For the next six months, Lake Michigan levels will be the highest seen in 35 years, according to Keith Kompoltowicz, chief of watershed hydrology with the Corps’ Detroit office, who took part in a tele-conference call Tuesday.

Fall storms can create hazardous conditions, he warned, and people living along the lakeshore should be prepared.

Blame Mother Nature for the high water that is threatening erosion and flooding, he said.

The lake levels are largely determined by the amount of rain, snow, run-off into rivers and streams, and evaporation from the lakes that is affected by the amount of ice coverage in winter, Kompoltowicz explained. Lake Michigan-Huron saw the biggest jump in 100 years from January 2013, when levels were at their lowest, to December 2014, and levels continued to increase in 2017-18.

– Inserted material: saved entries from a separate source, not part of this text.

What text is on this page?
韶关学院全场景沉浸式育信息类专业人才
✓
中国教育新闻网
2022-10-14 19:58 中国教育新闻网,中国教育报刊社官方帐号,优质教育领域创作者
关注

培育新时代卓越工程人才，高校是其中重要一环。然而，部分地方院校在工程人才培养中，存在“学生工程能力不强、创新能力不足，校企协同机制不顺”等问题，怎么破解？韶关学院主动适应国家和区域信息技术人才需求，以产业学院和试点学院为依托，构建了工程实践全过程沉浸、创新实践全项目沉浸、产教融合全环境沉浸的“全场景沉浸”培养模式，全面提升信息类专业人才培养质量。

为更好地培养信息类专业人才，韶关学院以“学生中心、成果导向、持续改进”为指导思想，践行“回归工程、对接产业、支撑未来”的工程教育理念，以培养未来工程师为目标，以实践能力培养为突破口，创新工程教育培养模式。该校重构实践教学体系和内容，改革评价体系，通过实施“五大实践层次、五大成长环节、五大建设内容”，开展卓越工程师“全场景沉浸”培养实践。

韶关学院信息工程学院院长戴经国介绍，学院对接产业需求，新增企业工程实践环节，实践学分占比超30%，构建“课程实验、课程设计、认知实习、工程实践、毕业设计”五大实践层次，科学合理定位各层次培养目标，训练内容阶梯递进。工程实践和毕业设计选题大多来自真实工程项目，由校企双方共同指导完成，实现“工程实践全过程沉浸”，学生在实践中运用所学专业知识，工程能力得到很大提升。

All of those factors have contributed to the record and near-record lake levels this year, he said. Lake Michigan came within an inch of matching the record levels set in 1986.

It’s difficult to forecast beyond six months, he said. The current projections extend until January. The water is expected to drop through the rest of the year, but will remain at very high levels.

Unless we see very dry conditions, that is likely to continue through next year, Kompoltowicz said.

Pat Kunhe, emergency manager with the Corps of Engineers, said the agency can assist with emergency measures, from technical assistance to sandbags and other barriers and pumps. When these problems arise, residents should first contact local and county emergency officials, who can then contact the Corps if needed, he said.

Some shoreline protection projects, such as seawalls or revetments using boulders to block waves, require permits from the Corps of Engineers and other agencies, according to Katie Otanez, regulatory project manager. Reviews of emergency projects usually take less than a month, she said, and projects submitted by individuals take around 120 days.

Nick Zager, the Corps’ chief of planning, said the agency is looking at long-term solutions, such as replacing sand lost to erosion.

The high water levels have swamped area beaches and piers this summer. Waves are eating into the dunes and threatening homes.

The St. Joseph City Commission is expected to discuss shoreline protections at work sessions this fall.